11 thoughts on “Is This Who We Are?

  1. Between gun nuts and “incels”, maybe we should establish a fund to send them all “companionship” dolls.

  2. "In response to school shooting in Texas, Hugh Hewitt proposes a ban on trench coats."

  3. Since the good Old (or is that sacred?) Second Amendment says "militia" how about all persons who want to own guns must complete a tour of military service.  USAF boot camp is about as easy as it gets and I bet even that would weed out most of these loons.

    I understand, there are some who fail to internalize the lessons of military training (cf: Greitens, Eric) but the vast majority come through with a real appreciation for the fragility and sanctity of life.  It's those who never served and see them only from afar that aggrandize weapons as some panacea.

    Oh and since it is that time of year:

    Memorial Day is for those that served and gave their life.

    Veterans Day is for those that served and returned.

    Armed Forces Day is for those currently serving.

  4. The guns belonged to the shooter's father, who obtained them legally. Unless the shooter had to go to extraordinary lengths to obtain access, (power tools to open a gun safe) daddy needs to be charged because if you're a responsible gun owner, and your weapon is used in a crime, you're responsible.

    It needs to be the new standard – if you choose to own a weapon, you must make a significant effort to restrict access. If you fail, and something bad happens with that gun, you're going to stand trial.

     

  5. IMHO – Their guns are their tickets to (for lack of a better term – "Southern") "manhood."

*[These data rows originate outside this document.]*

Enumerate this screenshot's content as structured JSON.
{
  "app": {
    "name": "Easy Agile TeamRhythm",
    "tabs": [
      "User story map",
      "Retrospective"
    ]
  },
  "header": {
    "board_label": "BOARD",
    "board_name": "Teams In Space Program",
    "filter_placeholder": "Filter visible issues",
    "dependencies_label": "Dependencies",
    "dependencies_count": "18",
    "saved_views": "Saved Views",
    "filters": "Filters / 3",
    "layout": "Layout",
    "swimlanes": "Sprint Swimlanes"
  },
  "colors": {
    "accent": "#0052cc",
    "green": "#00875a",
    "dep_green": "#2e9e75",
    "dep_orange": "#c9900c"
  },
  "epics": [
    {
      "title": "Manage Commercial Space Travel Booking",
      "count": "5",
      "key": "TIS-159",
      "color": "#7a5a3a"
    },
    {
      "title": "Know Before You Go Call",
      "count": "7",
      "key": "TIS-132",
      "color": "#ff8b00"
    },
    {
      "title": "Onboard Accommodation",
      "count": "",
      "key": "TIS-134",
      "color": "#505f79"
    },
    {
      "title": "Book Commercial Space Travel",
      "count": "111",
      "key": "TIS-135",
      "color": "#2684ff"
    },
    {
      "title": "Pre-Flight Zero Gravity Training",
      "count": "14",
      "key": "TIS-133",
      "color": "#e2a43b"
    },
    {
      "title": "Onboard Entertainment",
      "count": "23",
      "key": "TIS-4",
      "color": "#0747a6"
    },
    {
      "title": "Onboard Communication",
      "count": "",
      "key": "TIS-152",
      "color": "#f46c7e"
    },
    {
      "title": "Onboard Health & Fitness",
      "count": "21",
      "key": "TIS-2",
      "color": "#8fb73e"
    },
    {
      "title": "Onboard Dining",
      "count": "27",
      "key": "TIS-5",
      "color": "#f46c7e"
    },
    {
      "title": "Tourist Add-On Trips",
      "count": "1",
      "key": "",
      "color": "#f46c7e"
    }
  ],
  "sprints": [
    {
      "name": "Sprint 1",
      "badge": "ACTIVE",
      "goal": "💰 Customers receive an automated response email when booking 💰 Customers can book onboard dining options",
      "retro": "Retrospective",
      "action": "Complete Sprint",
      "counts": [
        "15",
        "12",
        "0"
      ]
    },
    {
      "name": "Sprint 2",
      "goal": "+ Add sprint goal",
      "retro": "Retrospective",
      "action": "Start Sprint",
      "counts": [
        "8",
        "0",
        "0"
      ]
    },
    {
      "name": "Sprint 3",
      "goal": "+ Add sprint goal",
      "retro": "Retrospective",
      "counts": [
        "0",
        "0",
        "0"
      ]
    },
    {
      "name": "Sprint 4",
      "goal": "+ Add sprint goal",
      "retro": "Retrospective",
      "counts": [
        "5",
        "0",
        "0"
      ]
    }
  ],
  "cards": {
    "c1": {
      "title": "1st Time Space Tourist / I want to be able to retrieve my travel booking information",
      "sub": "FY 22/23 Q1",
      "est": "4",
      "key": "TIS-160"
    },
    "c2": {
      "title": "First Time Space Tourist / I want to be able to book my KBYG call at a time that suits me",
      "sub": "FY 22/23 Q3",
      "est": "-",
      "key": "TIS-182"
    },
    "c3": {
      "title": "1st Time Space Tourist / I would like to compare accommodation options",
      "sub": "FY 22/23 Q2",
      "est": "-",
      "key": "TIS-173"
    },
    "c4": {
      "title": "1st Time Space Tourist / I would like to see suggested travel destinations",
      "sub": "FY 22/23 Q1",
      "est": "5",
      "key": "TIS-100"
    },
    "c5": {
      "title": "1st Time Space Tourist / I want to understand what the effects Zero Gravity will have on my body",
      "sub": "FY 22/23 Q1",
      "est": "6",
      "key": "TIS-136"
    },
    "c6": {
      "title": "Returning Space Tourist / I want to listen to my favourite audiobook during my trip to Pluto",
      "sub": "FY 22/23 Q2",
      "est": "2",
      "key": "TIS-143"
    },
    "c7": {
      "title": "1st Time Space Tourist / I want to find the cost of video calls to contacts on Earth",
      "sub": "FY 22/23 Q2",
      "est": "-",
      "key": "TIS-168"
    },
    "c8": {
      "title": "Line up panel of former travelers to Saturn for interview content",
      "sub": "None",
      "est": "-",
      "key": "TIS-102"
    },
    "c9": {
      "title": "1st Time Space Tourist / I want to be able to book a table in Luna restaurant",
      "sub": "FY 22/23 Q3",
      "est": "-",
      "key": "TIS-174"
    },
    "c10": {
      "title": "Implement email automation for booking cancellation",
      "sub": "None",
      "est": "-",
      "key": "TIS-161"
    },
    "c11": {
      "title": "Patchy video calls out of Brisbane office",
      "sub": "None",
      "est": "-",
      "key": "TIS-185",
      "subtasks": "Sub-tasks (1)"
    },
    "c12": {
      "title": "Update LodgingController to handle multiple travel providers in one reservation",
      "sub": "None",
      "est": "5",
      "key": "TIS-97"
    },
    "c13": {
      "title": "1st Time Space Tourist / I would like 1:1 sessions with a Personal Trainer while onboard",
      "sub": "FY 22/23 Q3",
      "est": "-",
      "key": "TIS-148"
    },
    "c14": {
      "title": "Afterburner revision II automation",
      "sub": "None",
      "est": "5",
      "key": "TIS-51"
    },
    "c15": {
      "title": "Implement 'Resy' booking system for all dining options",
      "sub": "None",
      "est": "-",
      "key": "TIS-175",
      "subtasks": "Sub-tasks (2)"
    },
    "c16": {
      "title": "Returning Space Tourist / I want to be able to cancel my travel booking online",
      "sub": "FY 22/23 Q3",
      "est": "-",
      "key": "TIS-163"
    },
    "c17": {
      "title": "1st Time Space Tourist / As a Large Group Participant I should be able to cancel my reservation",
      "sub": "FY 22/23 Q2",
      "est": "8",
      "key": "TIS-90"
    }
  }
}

    One inbred generaton after another, all male children were bred with a gun and a sense of petulant and ignorant resentment and hatred for anyone who's not like them. 

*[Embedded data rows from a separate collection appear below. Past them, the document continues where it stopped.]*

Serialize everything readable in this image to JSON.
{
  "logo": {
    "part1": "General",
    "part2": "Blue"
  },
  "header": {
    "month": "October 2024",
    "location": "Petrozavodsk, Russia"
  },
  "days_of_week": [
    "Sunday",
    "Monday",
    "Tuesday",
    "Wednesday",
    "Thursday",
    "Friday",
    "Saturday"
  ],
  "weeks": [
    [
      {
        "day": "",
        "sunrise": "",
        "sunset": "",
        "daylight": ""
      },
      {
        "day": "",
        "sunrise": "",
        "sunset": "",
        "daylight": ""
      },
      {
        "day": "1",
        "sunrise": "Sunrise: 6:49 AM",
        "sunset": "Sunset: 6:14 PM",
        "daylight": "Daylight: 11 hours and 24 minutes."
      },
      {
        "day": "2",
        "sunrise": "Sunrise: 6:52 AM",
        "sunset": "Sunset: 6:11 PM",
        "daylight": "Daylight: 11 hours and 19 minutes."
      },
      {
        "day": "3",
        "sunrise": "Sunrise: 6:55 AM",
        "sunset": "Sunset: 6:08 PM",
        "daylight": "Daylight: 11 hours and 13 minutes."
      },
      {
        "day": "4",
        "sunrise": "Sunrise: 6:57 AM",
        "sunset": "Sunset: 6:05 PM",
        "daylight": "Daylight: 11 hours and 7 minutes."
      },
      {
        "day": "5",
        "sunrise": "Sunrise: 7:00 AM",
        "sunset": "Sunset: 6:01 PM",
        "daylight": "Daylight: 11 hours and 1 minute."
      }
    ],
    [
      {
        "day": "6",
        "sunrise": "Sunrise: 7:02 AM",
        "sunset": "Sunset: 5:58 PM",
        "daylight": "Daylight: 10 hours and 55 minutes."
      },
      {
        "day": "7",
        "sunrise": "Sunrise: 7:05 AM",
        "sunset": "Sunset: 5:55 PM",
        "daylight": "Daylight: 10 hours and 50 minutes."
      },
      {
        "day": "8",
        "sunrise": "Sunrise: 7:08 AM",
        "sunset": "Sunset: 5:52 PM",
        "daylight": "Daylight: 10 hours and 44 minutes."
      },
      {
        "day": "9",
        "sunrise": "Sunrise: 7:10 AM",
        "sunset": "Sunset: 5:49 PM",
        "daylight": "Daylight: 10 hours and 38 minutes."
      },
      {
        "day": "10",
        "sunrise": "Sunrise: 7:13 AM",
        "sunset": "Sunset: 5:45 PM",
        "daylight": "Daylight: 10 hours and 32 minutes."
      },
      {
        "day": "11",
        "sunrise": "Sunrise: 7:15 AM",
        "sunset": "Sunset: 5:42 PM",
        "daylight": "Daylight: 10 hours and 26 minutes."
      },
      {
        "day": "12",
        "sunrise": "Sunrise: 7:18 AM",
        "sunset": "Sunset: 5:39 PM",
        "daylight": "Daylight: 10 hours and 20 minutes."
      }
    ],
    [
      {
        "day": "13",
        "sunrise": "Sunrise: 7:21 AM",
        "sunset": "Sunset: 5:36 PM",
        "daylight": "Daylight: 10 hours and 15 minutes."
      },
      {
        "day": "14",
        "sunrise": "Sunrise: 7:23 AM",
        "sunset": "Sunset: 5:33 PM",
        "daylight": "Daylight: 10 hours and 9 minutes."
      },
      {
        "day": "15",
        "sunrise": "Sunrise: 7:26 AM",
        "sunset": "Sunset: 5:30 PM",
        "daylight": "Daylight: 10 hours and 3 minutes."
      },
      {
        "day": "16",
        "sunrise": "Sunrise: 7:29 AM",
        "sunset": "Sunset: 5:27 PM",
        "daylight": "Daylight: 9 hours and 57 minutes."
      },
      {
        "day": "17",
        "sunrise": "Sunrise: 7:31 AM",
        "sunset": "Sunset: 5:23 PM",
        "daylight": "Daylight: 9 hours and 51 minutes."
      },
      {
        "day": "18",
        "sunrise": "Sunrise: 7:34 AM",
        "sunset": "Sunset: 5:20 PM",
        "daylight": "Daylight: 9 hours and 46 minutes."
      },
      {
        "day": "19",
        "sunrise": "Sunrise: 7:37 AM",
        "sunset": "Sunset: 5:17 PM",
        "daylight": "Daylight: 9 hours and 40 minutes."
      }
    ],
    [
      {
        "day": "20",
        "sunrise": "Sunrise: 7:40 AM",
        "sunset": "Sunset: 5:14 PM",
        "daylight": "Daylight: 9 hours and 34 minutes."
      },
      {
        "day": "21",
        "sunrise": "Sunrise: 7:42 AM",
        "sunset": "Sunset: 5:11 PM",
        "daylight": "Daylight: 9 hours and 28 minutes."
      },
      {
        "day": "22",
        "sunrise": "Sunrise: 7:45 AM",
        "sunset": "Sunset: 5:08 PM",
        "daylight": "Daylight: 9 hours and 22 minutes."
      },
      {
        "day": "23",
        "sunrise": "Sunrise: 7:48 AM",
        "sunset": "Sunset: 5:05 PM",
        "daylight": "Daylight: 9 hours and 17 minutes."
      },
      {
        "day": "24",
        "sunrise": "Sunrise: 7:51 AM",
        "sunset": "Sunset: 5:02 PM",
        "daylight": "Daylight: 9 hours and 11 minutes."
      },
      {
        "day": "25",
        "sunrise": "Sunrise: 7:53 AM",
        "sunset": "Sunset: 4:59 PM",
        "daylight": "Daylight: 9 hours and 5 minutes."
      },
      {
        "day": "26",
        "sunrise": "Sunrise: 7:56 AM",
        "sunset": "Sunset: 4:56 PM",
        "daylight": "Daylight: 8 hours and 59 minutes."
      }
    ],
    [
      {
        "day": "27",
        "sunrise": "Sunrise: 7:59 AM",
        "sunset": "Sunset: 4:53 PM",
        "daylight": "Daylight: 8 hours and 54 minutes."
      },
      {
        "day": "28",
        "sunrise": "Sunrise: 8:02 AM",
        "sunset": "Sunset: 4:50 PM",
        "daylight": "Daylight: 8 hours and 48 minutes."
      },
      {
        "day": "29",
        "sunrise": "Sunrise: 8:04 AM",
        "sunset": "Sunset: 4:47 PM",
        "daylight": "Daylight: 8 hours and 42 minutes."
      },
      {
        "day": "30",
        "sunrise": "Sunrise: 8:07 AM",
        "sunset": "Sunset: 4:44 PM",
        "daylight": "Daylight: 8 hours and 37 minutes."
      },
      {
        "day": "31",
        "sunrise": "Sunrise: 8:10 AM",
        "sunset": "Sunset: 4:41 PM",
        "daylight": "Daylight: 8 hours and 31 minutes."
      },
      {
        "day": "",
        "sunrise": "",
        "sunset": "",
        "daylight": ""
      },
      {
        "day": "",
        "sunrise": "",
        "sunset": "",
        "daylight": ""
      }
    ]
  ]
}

    THEY, are the ugliest Americans.

     

     

      

     

     

  6. That picture at the top cracks me up! I love the III percent flag, if that fat slob is part of the "three percent" god help the rest of us! Doug is right that kids Father should stand trial for murder, the fact that his guns were not secured and the kid had access to them is no different that if he put the guns in the kids car and saw him off to the shooting! He's an accessory at best.

  7. Gun situation is like other aspects of right-wing hegemony.  All about gaming the system so a corporate group can make money and wield power.

    I am struck by the TV  soundbite government we have now

    No policy just phrases. No thought processes just emotional reaction.

    People in trump administration are picked for tv. Kudlow ,giuliani, bolton great at making commentary, not good at policy,planning, actual doing work. Good for blowing things up not building things up

     Lousy at governance

    Meanwhile we are so distracted we miss that yesterday a huge bomb dropped from Gorsuch court to blow up u or rights of redress via courts. The individual is made more powerless.

  8. Sure thing ,Sarge. I'll man the barricade as soon as I finish eating my jelly donut!

    We're in big trouble if lard buckets like the guy in the photo above are going to be our first line of defense. He's only kidding himself if he thinks he's some sort of a minuteman..Maybe in the sack, but not on the battlefield.

     Over hill, over dale, he should hit the sit-up trail!

  9. "some sort of a minuteman..Maybe in the sack, but not on the battlefield"

    Too funny Swami! I can't stop laughing at that picture, what a chump, he has his AR-15 flag but that pea shooter he is hugging like his first teddy bear probably wouldn't fire 30 yards. How is he going to take down the deep state with that bb gun?

  10. aj, 

    Conservatives don't want to govern.

    They want to rule.

     

    Swami,

    ROTFLMAO!

    His significant other probably looks at 1 minute with this full pantload  as a marathon torture session.

  11. I've gotta laugh at old porky in the picture. What's with the alpine hat and the Mosin-Nagant carbine? I remember back in basic training when we went through the obstacle course. At the completion of the course the last obstacle we encountered was having to run and dive through a tire suspended and secured in a wooden frame about 3 feet off the ground, and land on rock hard dirt. I think Porky would get stuck in the tire because the diameter, if I remember correctly, didn't allow for lard buckets to make it through. He'd be sorta like a cork in a wine bottle.